8 SEPTEMBER 2001, Page 39

From a view to

a death

Jane Ridley

HOUND MUSIC by Rosalind Belben Chatto & Hindus, £15.99, pp. 306 ISBN 0701172770 This is a subtle, brilliant and paradoxical novel. Rosalind Belben writes prose like Virginia Woolf, but she has chosen a subject that could hardly be more distasteful to urban, right-thinking Bloomsbury — the fox-hunting English upper class.

The year is 1900-1, and George Lupus is Master of the Quarr Fox Hounds. He lives in the big house at Quarr with his wife and four children, 30-odd horses and 118 foxhounds. In the list of characters the 21st century loves to hate, the fox-hunting squire runs Margaret Thatcher a close second, but George is no beefy, barking, flatulent stereotype. He is a mystic and dreamer who sees ghosts, and has a strange and magical 'gift' for hunting hounds. Only hunting absorbs George entirely. Out hunting he is god, adored and worshipped by his followers who burn just to be close to him. For George cruelty is not an issue. Like him, the fox is a gentleman.

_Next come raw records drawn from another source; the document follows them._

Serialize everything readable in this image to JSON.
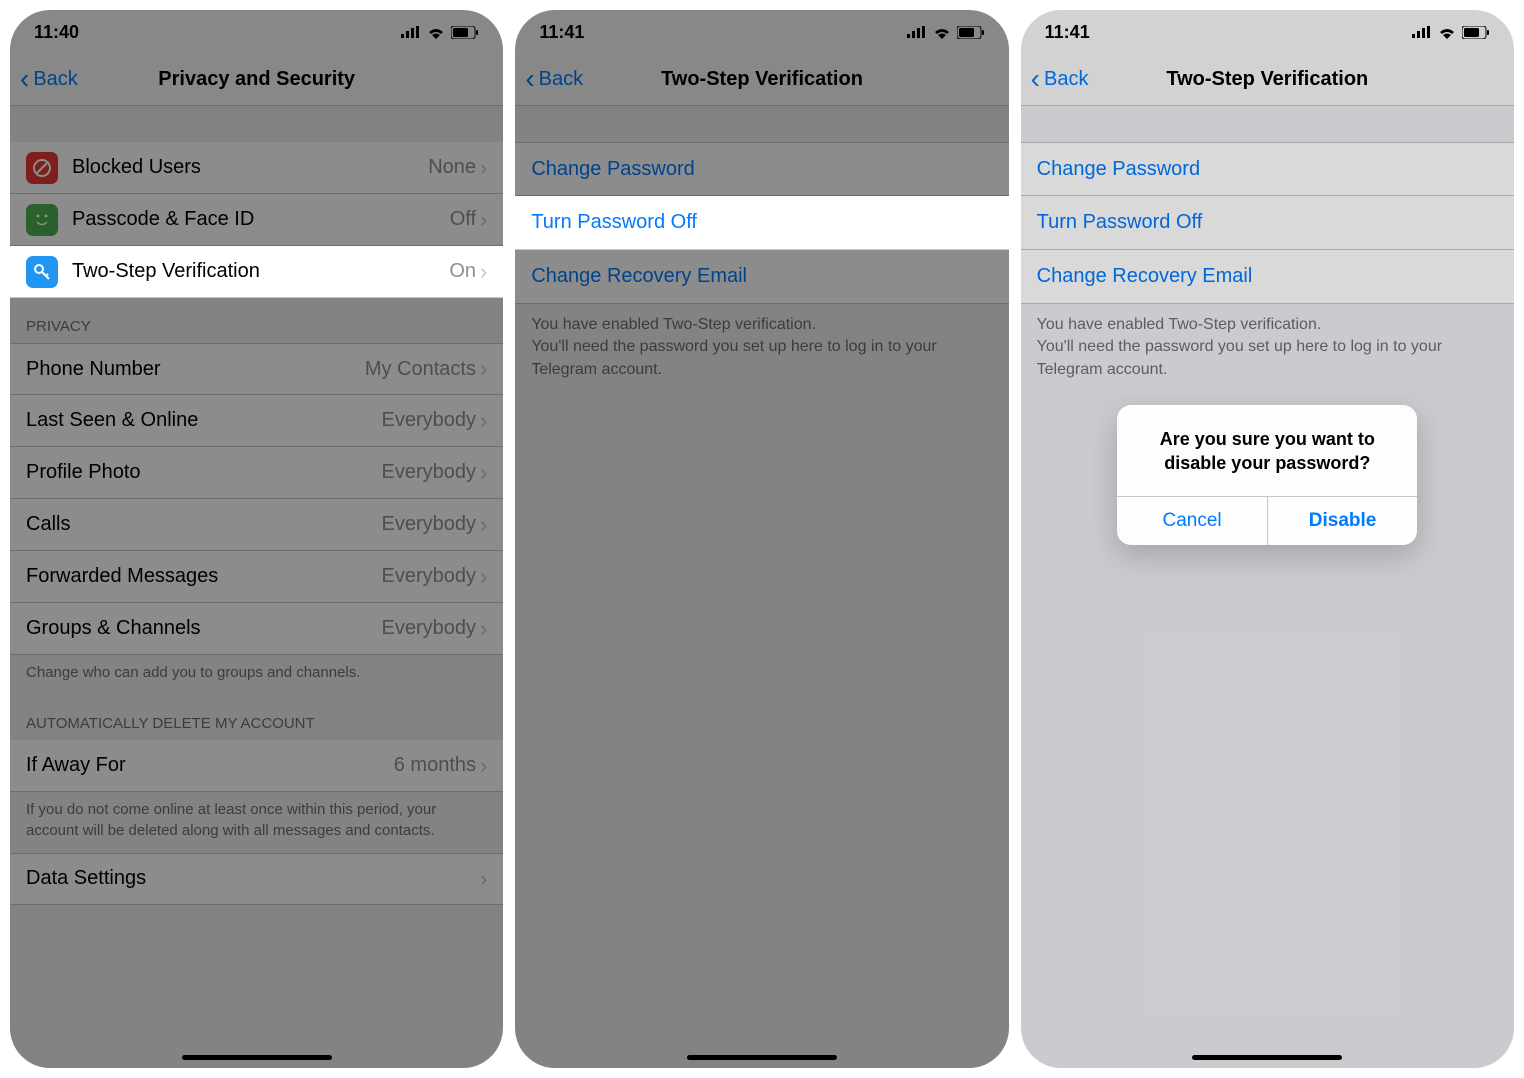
{
  "accent": "#007aff",
  "screen1": {
    "time": "11:40",
    "back": "Back",
    "title": "Privacy and Security",
    "security": [
      {
        "icon_bg": "#e53935",
        "icon": "blocked",
        "label": "Blocked Users",
        "value": "None"
      },
      {
        "icon_bg": "#4caf50",
        "icon": "passcode",
        "label": "Passcode & Face ID",
        "value": "Off"
      },
      {
        "icon_bg": "#2196f3",
        "icon": "key",
        "label": "Two-Step Verification",
        "value": "On",
        "highlight": true
      }
    ],
    "privacy_header": "Privacy",
    "privacy": [
      {
        "label": "Phone Number",
        "value": "My Contacts"
      },
      {
        "label": "Last Seen & Online",
        "value": "Everybody"
      },
      {
        "label": "Profile Photo",
        "value": "Everybody"
      },
      {
        "label": "Calls",
        "value": "Everybody"
      },
      {
        "label": "Forwarded Messages",
        "value": "Everybody"
      },
      {
        "label": "Groups & Channels",
        "value": "Everybody"
      }
    ],
    "privacy_footer": "Change who can add you to groups and channels.",
    "auto_header": "Automatically delete my account",
    "auto_row": {
      "label": "If Away For",
      "value": "6 months"
    },
    "auto_footer": "If you do not come online at least once within this period, your account will be deleted along with all messages and contacts.",
    "data_settings": "Data Settings"
  },
  "screen2": {
    "time": "11:41",
    "back": "Back",
    "title": "Two-Step Verification",
    "links": [
      {
        "label": "Change Password"
      },
      {
        "label": "Turn Password Off",
        "highlight": true
      },
      {
        "label": "Change Recovery Email"
      }
    ],
    "desc": "You have enabled Two-Step verification.\nYou'll need the password you set up here to log in to your Telegram account."
  },
  "screen3": {
    "time": "11:41",
    "back": "Back",
    "title": "Two-Step Verification",
    "links": [
      {
        "label": "Change Password"
      },
      {
        "label": "Turn Password Off"
      },
      {
        "label": "Change Recovery Email"
      }
    ],
    "desc": "You have enabled Two-Step verification.\nYou'll need the password you set up here to log in to your Telegram account.",
    "alert": {
      "message": "Are you sure you want to disable your password?",
      "cancel": "Cancel",
      "confirm": "Disable"
    }
  }
}
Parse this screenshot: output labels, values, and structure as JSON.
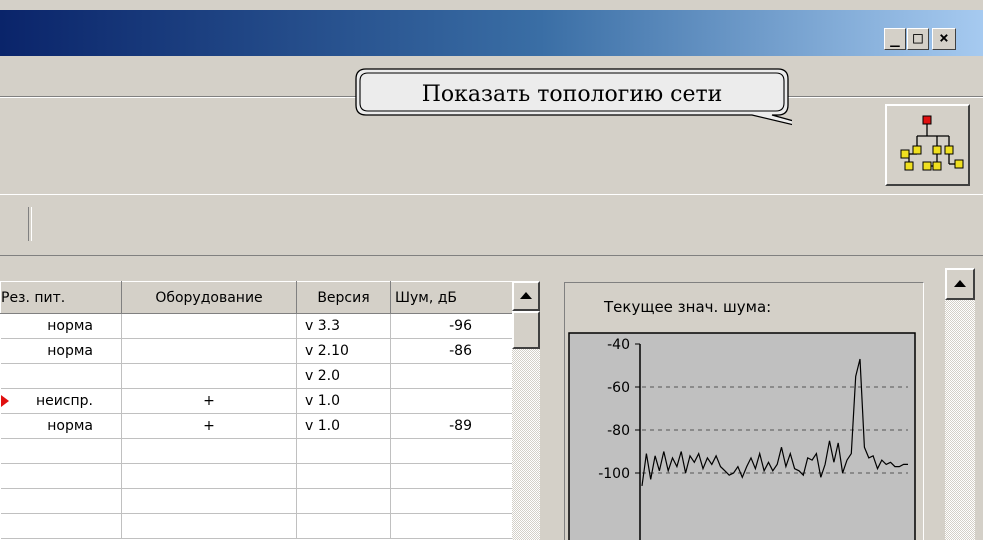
{
  "window": {
    "minimize_glyph": "_",
    "maximize_glyph": "□",
    "close_glyph": "×"
  },
  "toolbar": {
    "topology_tooltip": "Показать топологию сети",
    "topology_icon": "network-tree-icon"
  },
  "table": {
    "columns": [
      "Рез. пит.",
      "Оборудование",
      "Версия",
      "Шум, дБ"
    ],
    "rows": [
      [
        "норма",
        "",
        "v 3.3",
        "-96"
      ],
      [
        "норма",
        "",
        "v 2.10",
        "-86"
      ],
      [
        "",
        "",
        "v 2.0",
        ""
      ],
      [
        "неиспр.",
        "+",
        "v 1.0",
        ""
      ],
      [
        "норма",
        "+",
        "v 1.0",
        "-89"
      ],
      [
        "",
        "",
        "",
        ""
      ],
      [
        "",
        "",
        "",
        ""
      ],
      [
        "",
        "",
        "",
        ""
      ],
      [
        "",
        "",
        "",
        ""
      ]
    ],
    "fault_marker_row": 3,
    "fault_marker_color": "#e01010"
  },
  "chart_data": {
    "type": "line",
    "title": "Текущее знач. шума:",
    "xlabel": "",
    "ylabel": "",
    "ylim": [
      -115,
      -40
    ],
    "yticks": [
      -40,
      -60,
      -80,
      -100
    ],
    "grid": true,
    "plot_bg": "#c0c0c0",
    "series": [
      {
        "values": [
          -106,
          -91,
          -103,
          -92,
          -99,
          -90,
          -99,
          -93,
          -97,
          -90,
          -100,
          -92,
          -95,
          -91,
          -98,
          -93,
          -96,
          -92,
          -97,
          -99,
          -101,
          -100,
          -97,
          -102,
          -97,
          -93,
          -98,
          -91,
          -99,
          -95,
          -99,
          -96,
          -88,
          -97,
          -91,
          -98,
          -99,
          -101,
          -93,
          -94,
          -91,
          -102,
          -96,
          -85,
          -95,
          -86,
          -100,
          -94,
          -91,
          -55,
          -47,
          -88,
          -93,
          -92,
          -98,
          -94,
          -96,
          -95,
          -97,
          -97,
          -96,
          -96
        ]
      }
    ]
  }
}
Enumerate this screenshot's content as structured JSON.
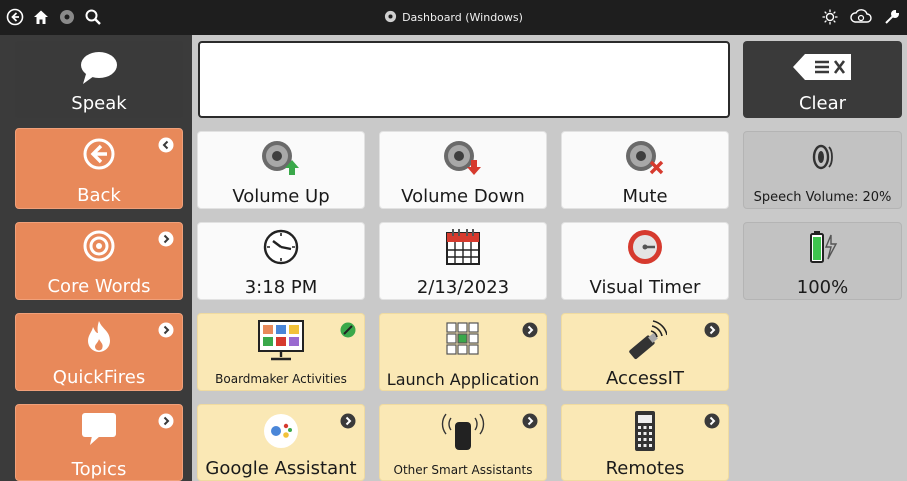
{
  "window": {
    "title": "Dashboard (Windows)"
  },
  "titlebar": {
    "left_icons": [
      "back-circle-icon",
      "home-icon",
      "settings-icon",
      "search-icon"
    ],
    "right_icons": [
      "brightness-icon",
      "cloud-sync-icon",
      "tools-icon"
    ]
  },
  "message_bar": {
    "speak_label": "Speak",
    "clear_label": "Clear",
    "text": ""
  },
  "sidebar": {
    "items": [
      {
        "label": "Back",
        "icon": "back-arrow-icon"
      },
      {
        "label": "Core Words",
        "icon": "target-icon"
      },
      {
        "label": "QuickFires",
        "icon": "fire-icon"
      },
      {
        "label": "Topics",
        "icon": "speech-bubble-icon"
      }
    ]
  },
  "grid": {
    "row1": [
      {
        "label": "Volume Up",
        "icon": "speaker-up-icon"
      },
      {
        "label": "Volume Down",
        "icon": "speaker-down-icon"
      },
      {
        "label": "Mute",
        "icon": "speaker-mute-icon"
      }
    ],
    "row2": [
      {
        "label": "3:18 PM",
        "icon": "clock-icon"
      },
      {
        "label": "2/13/2023",
        "icon": "calendar-icon"
      },
      {
        "label": "Visual Timer",
        "icon": "timer-icon"
      }
    ],
    "row3": [
      {
        "label": "Boardmaker Activities",
        "icon": "boardmaker-icon"
      },
      {
        "label": "Launch Application",
        "icon": "app-grid-icon"
      },
      {
        "label": "AccessIT",
        "icon": "usb-wireless-icon"
      }
    ],
    "row4": [
      {
        "label": "Google Assistant",
        "icon": "google-assistant-icon"
      },
      {
        "label": "Other Smart Assistants",
        "icon": "smart-speaker-icon"
      },
      {
        "label": "Remotes",
        "icon": "remote-icon"
      }
    ]
  },
  "status": {
    "speech_volume_label": "Speech Volume: 20%",
    "battery_label": "100%"
  },
  "colors": {
    "sidebar_orange": "#e8895a",
    "tile_yellow": "#fae8b5",
    "tile_white": "#fafafa",
    "tile_grey": "#c2c2c2",
    "dark": "#3a3a3a"
  }
}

Then George has an unexpected heart attack out hunting and is brought home to die. The wandering thoughts of the dying huntsman are brilliantly imagined. People try desperately to connect with him, but George, whose family motto is Touch me not, can only really communicate with his dogs. He summons the fox-hounds to his deathbed.

After George's death his widow Dorothy can no longer bear the hounds. The noise they make reminds her of their strange, unearthly howling on the night that George died. The hounds are dispersed, and the hunt horses are auctioned. Rigid with anger and numbed by grief, Dorothy is hateful to her children and poisonous to her servants. She travels to North Africa to recuperate, and stays with a couple who try to assault her, or so she thinks. Fleeing from them she gets lost in the prairie, and is rescued by a 15-year-old African boy named Daoud. Through her strange nearsexual encounter with him (shades of A Passage to India), she discovers a buried part of herself.

George had laid down that the children must see death, but what he had not armed them for was desolation and misery. Alone at Quarr, the children take control of their own world. Collecting together a motley pack of terriers, pet dogs and the odd stray fox-hound, they revive the Quarr hounds. Eight-year-old Bevis discovers that he has `the gift' for hunting hounds, with his sister Ida acting as Master. When Dorothy returns she attempts in a stupid grown-up sort of way to control their hunt, appoint a huntsman and dress them in canarycoloured coats. The children rebel, They will only hunt on their own terms and Dorothy is at last persuaded to abandon her efforts to control them. In this novel true wisdom belongs to the innocent, to the children at Quarr, to the African boy Daoud, and most of all to the godlike George.

Rosalind Belben writes beautifully about nature, and she is able to characterise animals without sentimentalising them. Her car for speech is astonishing – too perfect perhaps, because at times she uses language which must be impenetrable to anyone outside today's embattled world of fox-hunting. She is taking risks by assuming that her readers will know what is meant by 'lifting hounds too quickly' or `feathering a line', or that they will be up to speed on the Edwardian debate about breeding hounds with the Belvoir blood.

Fox-hunting is a subject oddly attractive to women writers. M. J. Farrell (alias Molly Keane) immortalised Anglo-Irish fox-hunting and now Rosalind Belben has done the same for the Edwardians. No one has ever written better than she does here about the English upper-class cult of fox-hunting pre1914 — that forgotten era of side saddles and double bridles, of quasi-religious rituals like `blooding' children or Sunday morning stables inspection, of gentle, inarticulate hunting men who connect better with their dogs than they do with their wives. Hound Music is a minor classic, perhaps a major one an enthralling and non-judgmental evocation of a vanished world.